Dal tank al personaggio super veloce a quello in grado di diventare invisibile, in Marathon c’è una discreta varietà di “classi” ed è palese che sono fatte per comunicare tra loro e dar così forma a un team vario e completo. Il problema è crearlo questo team. Spesso e volentieri ci si ritrova tutti con lo stesso telaio a cui si aggiunge l’aggravante che, complice un tempo risicato da rispettare per ogni run e obiettivi personali spesso localizzati in aree diverse, il team finisce col separarsi, indebolendosi di gran lunga. Ed ecco perché per godersi al meglio Marathon c’è bisogno di un team veramente affiatato e coeso.
Da segnalare, come già accennato, il supporto costante di Bungie che sta lavorando per quello che è da considerare una sorta di “endgame” identificabile nel Crio-archivio con difficoltà decisamente elevate e un aumento vertiginoso della soddisfazione. Si tratta di modalità aggiuntive sbloccabili al livello di pass stagionale più alto, perché sì, in quanto gioco only online, anche Marathon ha un sistema di level up stagionale legato al proprio account e non solo. Presente anche una valuta interna da investire in uno store con elementi unicamente estetici. Non è un pay to win.

Grafica e sonoro
Graficamente parlando, Marathon sa regalare un colpo d’occhio di tutto rispetto. Lodevoli i filmati che si accavallano mentre si attende di partire in spedizione. E sì, c’è da aspettare, soprattutto ora che le mappe aumentano, c’è meno utenza e l’attesa per riempire una run si prolunga. L’estetica di Marathon è comunque, come detto, anche narrativa. I numeri sui vari edifici, sulle casse e sugli oggetti, sono legati a una specifica fazione.

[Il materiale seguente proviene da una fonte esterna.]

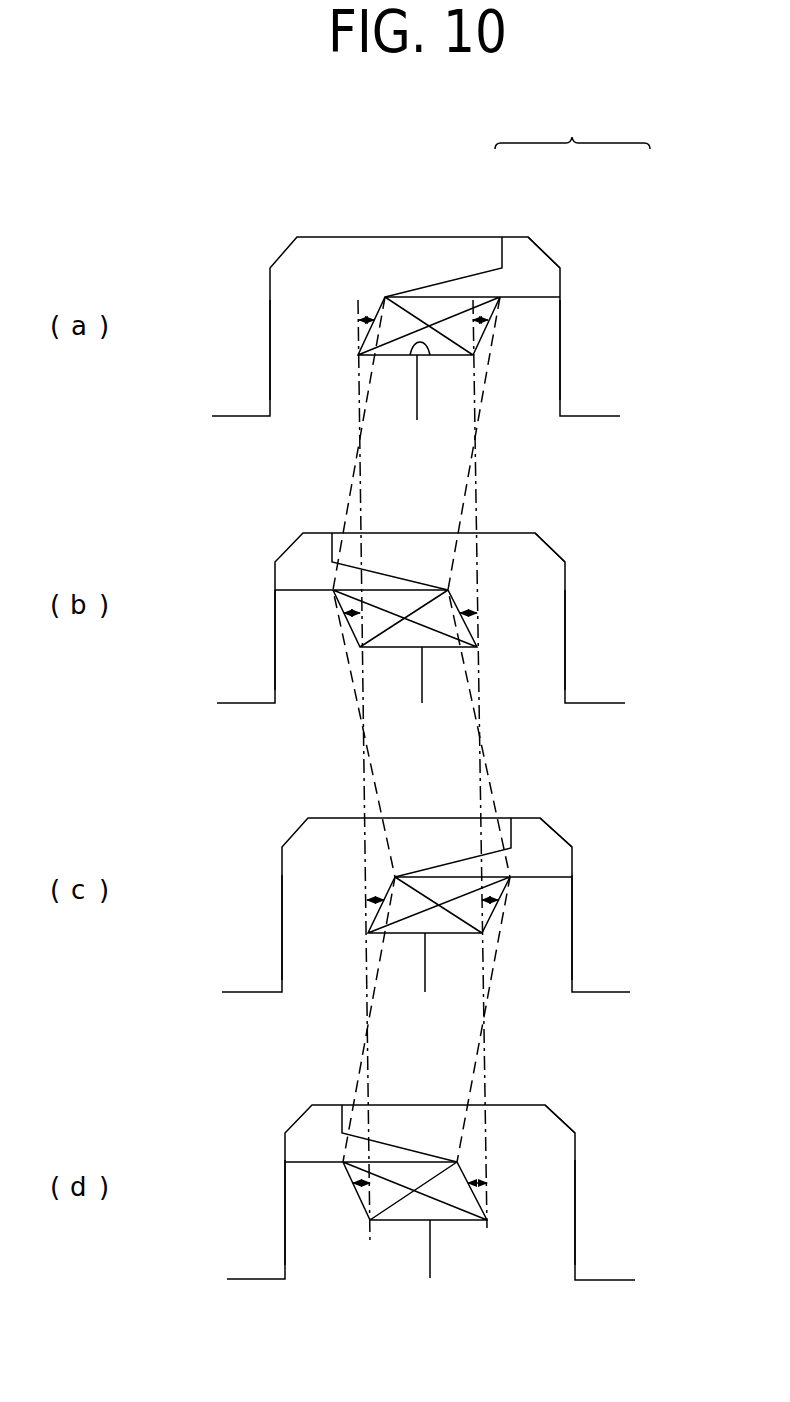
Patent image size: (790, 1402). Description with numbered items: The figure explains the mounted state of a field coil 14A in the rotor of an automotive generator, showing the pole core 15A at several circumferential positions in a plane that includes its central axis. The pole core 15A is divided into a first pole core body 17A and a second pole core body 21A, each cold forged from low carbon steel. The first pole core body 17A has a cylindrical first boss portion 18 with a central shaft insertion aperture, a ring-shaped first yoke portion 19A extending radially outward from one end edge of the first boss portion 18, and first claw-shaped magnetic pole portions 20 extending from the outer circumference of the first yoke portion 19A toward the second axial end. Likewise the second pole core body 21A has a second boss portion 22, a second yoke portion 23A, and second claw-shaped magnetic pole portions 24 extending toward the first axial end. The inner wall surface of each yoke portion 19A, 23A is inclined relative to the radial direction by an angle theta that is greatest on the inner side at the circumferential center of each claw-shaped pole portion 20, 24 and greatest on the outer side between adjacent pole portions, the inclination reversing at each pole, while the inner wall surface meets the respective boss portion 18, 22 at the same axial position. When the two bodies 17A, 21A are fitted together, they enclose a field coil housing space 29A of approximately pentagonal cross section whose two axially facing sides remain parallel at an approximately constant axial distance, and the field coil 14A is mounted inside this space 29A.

The field coil 14A is at (428, 307).
The pole core 15A is at (572, 120).
The first pole core body 17A is at (470, 236).
The second pole core body 21A is at (556, 247).
The first claw-shaped magnetic pole portions 20 is at (373, 263).
The second claw-shaped magnetic pole portions 24 is at (513, 267).
The first yoke portion 19A is at (328, 332).
The second yoke portion 23A is at (530, 327).
The first boss portion 18 is at (343, 395).
The second boss portion 22 is at (523, 387).
The field coil housing space 29A is at (410, 349).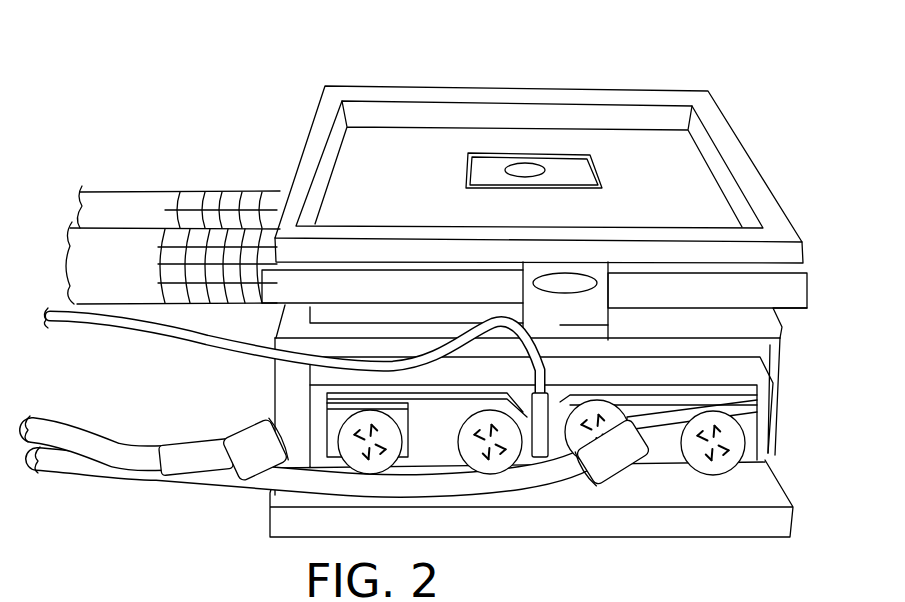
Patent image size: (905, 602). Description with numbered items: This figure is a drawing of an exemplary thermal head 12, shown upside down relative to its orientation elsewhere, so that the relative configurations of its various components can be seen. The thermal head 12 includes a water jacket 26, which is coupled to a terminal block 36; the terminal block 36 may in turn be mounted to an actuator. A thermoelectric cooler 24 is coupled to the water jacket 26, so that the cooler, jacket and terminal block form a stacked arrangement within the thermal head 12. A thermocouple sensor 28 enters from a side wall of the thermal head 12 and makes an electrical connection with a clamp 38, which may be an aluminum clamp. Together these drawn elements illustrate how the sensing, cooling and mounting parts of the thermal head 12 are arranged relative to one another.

The thermal head 12 is at (744, 98).
The thermoelectric cooler 24 is at (750, 340).
The water jacket 26 is at (277, 378).
The thermocouple sensor 28 is at (545, 460).
The terminal block 36 is at (768, 404).
The clamp 38 is at (525, 163).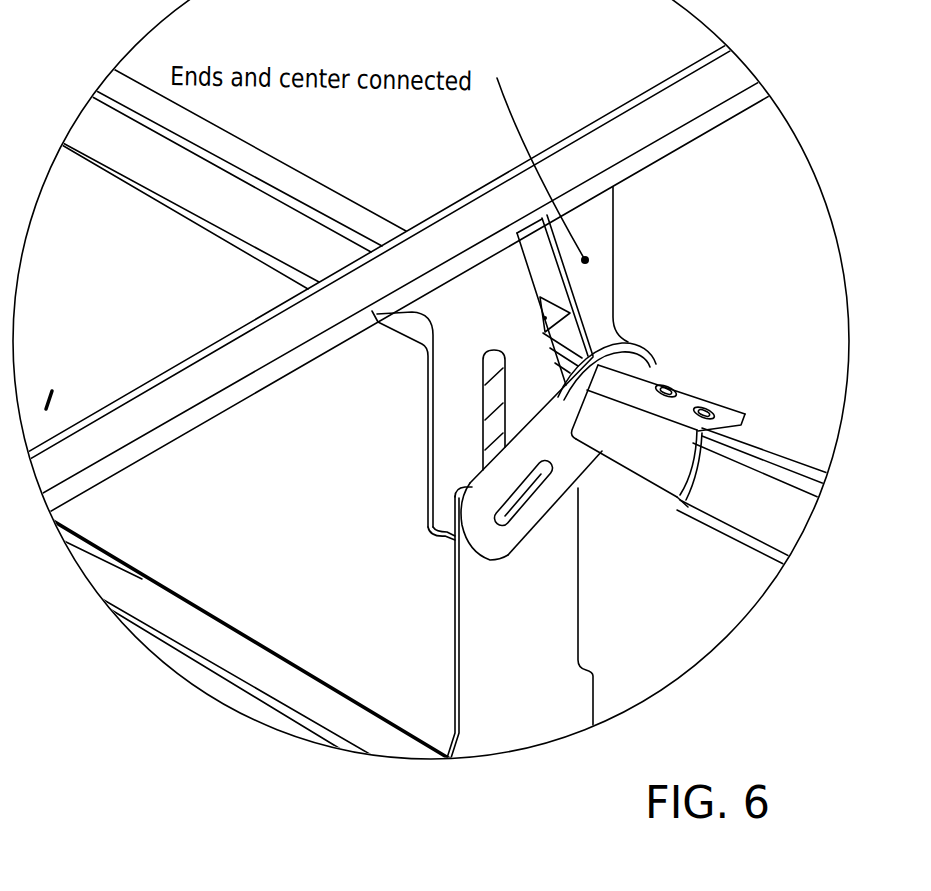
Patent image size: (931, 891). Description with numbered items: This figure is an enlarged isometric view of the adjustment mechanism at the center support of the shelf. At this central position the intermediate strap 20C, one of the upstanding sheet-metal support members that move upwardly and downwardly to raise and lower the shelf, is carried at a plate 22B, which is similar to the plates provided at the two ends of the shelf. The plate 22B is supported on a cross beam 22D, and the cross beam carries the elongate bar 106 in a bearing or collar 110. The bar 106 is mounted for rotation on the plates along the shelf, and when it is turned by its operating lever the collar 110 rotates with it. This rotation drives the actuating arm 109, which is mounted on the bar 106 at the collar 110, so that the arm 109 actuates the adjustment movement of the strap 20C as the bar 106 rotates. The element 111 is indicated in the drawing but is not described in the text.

The cross beam 22D is at (208, 373).
The plate 22B is at (608, 254).
The intermediate strap 20C is at (480, 632).
The actuating arm 109 is at (577, 486).
The collar 110 is at (640, 376).
The pivot collar 111 is at (643, 313).
The bar 106 is at (747, 448).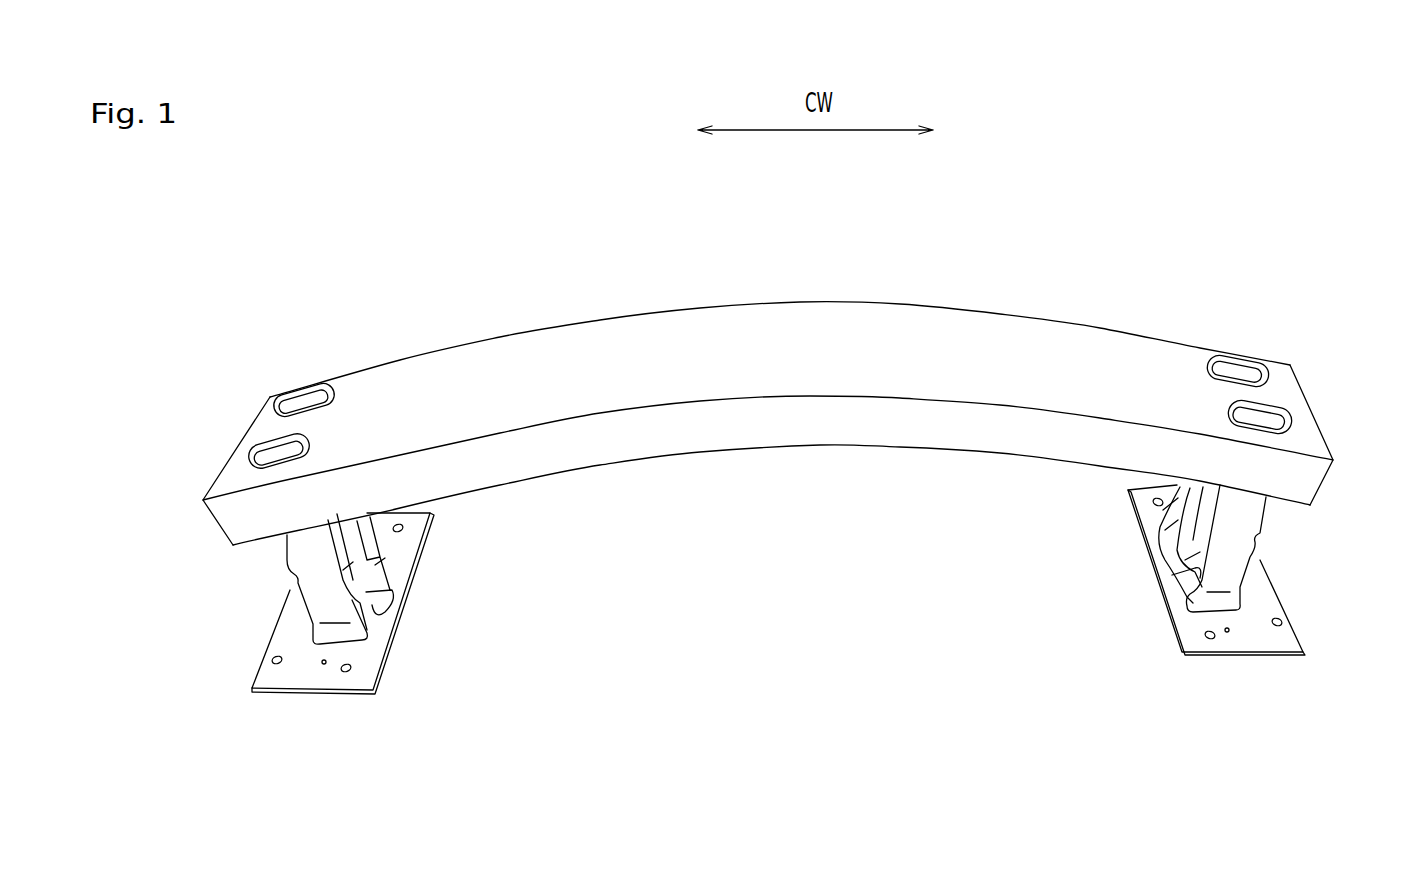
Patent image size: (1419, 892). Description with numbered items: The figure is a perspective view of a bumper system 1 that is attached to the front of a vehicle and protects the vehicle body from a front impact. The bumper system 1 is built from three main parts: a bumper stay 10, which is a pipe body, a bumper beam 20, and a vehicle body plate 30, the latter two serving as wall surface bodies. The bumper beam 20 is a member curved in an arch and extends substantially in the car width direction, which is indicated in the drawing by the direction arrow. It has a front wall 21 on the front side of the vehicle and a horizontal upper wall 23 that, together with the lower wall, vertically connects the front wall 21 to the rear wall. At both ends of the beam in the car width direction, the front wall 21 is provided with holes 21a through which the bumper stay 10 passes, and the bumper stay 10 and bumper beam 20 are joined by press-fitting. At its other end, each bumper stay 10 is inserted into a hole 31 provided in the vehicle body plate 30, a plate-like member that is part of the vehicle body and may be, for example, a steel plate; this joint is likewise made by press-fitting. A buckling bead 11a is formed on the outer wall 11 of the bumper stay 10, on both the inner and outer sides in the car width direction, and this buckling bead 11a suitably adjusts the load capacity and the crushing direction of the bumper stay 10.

The bumper system 1 is at (1204, 291).
The bumper beam 20 is at (537, 350).
The front wall 21 is at (1102, 350).
The hole 21a is at (263, 437).
The upper wall 23 is at (917, 430).
The bumper stay 10 is at (287, 537).
The outer wall 11 is at (367, 608).
The buckling bead 11a is at (285, 582).
The vehicle body plate 30 is at (292, 692).
The hole 31 is at (358, 690).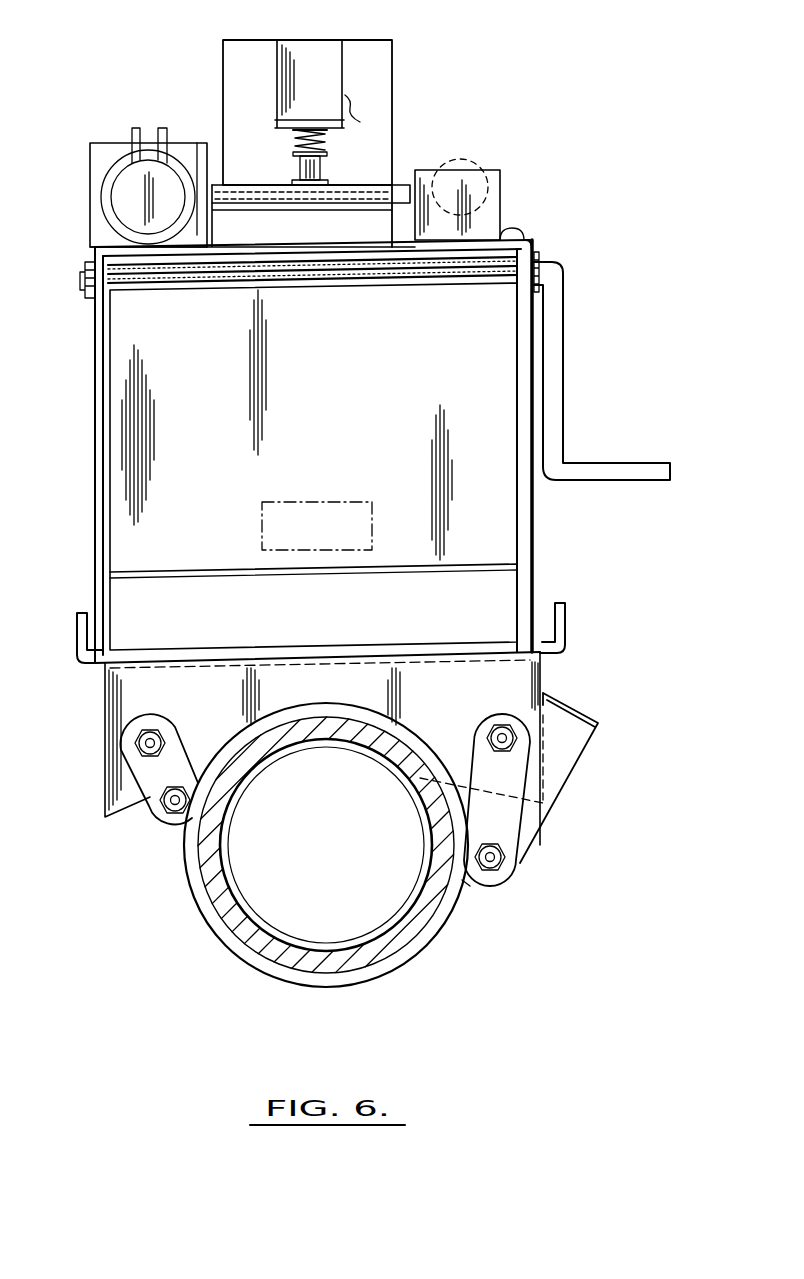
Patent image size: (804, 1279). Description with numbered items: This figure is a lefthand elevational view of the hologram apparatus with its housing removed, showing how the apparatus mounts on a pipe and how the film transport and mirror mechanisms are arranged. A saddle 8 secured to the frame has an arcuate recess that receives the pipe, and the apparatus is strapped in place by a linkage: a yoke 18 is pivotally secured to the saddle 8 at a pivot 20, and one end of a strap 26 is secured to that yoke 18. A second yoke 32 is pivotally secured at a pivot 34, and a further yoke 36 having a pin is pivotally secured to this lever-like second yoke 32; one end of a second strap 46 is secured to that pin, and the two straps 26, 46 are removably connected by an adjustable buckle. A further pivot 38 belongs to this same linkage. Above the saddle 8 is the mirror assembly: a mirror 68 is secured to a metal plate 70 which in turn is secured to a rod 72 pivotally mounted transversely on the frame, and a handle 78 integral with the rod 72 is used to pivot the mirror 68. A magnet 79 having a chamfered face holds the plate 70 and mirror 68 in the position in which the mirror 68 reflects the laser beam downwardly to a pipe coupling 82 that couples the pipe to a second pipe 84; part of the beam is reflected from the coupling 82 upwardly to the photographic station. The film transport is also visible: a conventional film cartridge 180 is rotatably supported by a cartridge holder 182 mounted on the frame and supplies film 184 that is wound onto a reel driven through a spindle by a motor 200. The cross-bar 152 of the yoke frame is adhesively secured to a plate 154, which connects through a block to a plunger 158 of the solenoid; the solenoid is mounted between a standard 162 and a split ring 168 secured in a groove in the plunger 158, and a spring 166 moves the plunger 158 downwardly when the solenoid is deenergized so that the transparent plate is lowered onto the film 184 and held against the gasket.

The saddle 8 is at (331, 693).
The yoke 18 is at (182, 739).
The pivot 20 is at (152, 730).
The strap 26 is at (186, 831).
The second yoke 32 is at (480, 752).
The pivot 34 is at (495, 725).
The yoke 36 is at (570, 758).
The lower pivot bolt 38 is at (500, 870).
The second strap 46 is at (468, 888).
The mirror 68 is at (333, 617).
The metal plate 70 is at (325, 417).
The rod 72 is at (412, 274).
The handle 78 is at (615, 468).
The magnet 79 is at (262, 520).
The pipe coupling 82 is at (410, 955).
The pipe 84 is at (390, 921).
The cross-bar 152 is at (274, 197).
The plate 154 is at (322, 40).
The plunger 158 is at (322, 168).
The standard 162 is at (375, 61).
The spring 166 is at (327, 146).
The split ring 168 is at (293, 158).
The film cartridge 180 is at (458, 160).
The cartridge holder 182 is at (495, 182).
The film 184 is at (215, 208).
The motor 200 is at (126, 193).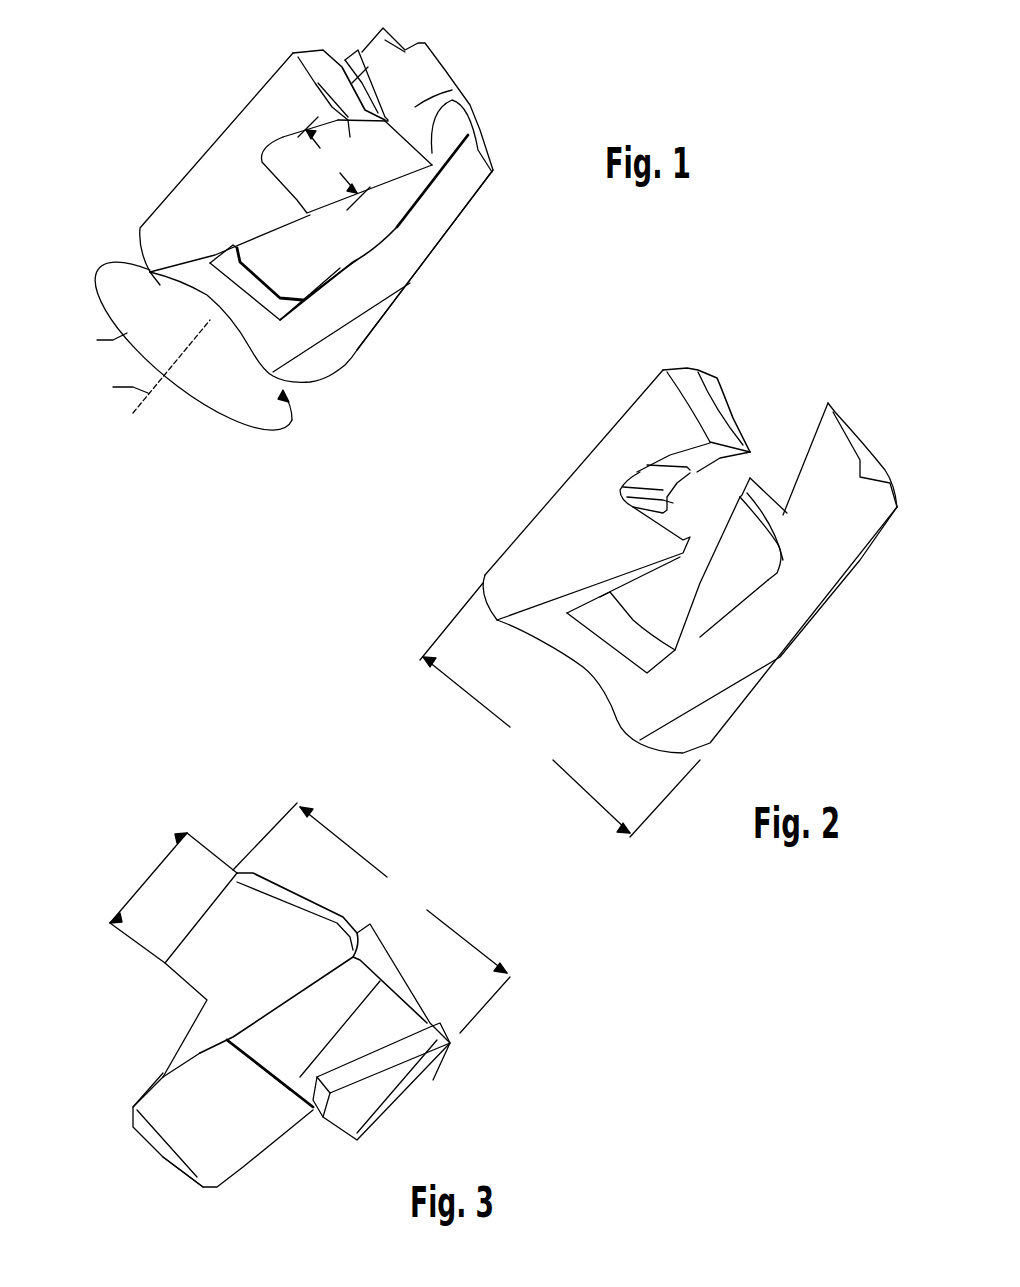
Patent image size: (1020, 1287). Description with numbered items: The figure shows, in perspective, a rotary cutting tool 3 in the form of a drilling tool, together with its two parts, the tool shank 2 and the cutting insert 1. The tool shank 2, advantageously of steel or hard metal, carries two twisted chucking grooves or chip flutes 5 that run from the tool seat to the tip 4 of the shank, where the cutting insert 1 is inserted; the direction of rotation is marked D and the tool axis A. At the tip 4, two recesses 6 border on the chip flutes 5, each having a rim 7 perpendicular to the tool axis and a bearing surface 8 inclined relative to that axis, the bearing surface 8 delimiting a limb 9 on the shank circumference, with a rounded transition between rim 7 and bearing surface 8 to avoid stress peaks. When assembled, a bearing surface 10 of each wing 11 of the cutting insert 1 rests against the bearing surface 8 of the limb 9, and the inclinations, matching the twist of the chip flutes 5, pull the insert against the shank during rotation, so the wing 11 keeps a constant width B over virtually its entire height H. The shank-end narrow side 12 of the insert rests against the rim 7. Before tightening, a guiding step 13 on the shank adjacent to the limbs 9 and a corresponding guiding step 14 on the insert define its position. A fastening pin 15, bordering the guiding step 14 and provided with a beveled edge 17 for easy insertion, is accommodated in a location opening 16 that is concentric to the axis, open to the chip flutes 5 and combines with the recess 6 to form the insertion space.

In FIG. 1, the cutting insert 1 is at (415, 107).
In FIG. 3, the cutting insert 1 is at (135, 1023).
In FIG. 1, the tool shank 2 is at (160, 235).
In FIG. 2, the tool shank 2 is at (477, 527).
In FIG. 1, the rotary cutting tool 3 is at (490, 233).
In FIG. 1, the tip of the shank 4 is at (463, 67).
In FIG. 2, the tip of the shank 4 is at (777, 403).
In FIG. 1, the chip flutes 5 is at (290, 275).
In FIG. 2, the chip flutes 5 is at (667, 693).
In FIG. 2, the recesses 6 is at (620, 492).
In FIG. 1, the rim 7 is at (273, 177).
In FIG. 2, the rim 7 is at (763, 503).
In FIG. 1, the bearing surface 8 is at (293, 130).
In FIG. 2, the bearing surface 8 is at (637, 472).
In FIG. 1, the limb 9 is at (475, 152).
In FIG. 2, the limb 9 is at (660, 415).
In FIG. 1, the bearing surface 10 is at (271, 153).
In FIG. 3, the bearing surface 10 is at (390, 1055).
In FIG. 1, the wing 11 is at (333, 97).
In FIG. 3, the wing 11 is at (230, 947).
In FIG. 3, the shank-end narrow side 12 is at (337, 1135).
In FIG. 2, the guiding step 13 is at (780, 543).
In FIG. 3, the guiding step 14 is at (273, 1077).
In FIG. 3, the fastening pin 15 is at (233, 1147).
In FIG. 2, the location opening 16 is at (667, 587).
In FIG. 3, the beveled edge 17 is at (160, 1150).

Così come i telai e le loro animazioni soddisfano e regalano un’estetica particolare e unica.
Anche la scelta di rendere alcune aree di gioco monocromatiche, esageratamente accese, offrono identità al prodotto. D’altro canto, l’interfaccia di gioco è decisamente scomoda. L’estetica in questo caso danneggia l’accessibilità. Navigare nei menù è spaesante e poco intuitivo. Richiede tempo e una sana voglia di esplorare, oltre che abitudine, per riuscire a destreggiarsi velocemente. Il puntatore a schermo non aiuta. Le maree di scritte, non aiutano. Eppure, nella sua natura quasi ostile, c’è un certo fascino anche nei menù.
Il sonoro, doppiaggio in italiano incluso, si conferma di buon livello. Alcune tracce sono magnetiche, orecchiabili, surreali. Altre più classiche e dimenticabili. Sonoro e grafica riescono però a comunicare e plasmare un’identità coesa e interessante. Da segnalare, infine, la presenza dei sottotitoli in lingua italiana, praticamente essenziali per poter esplorare il vasto archivio di gioco.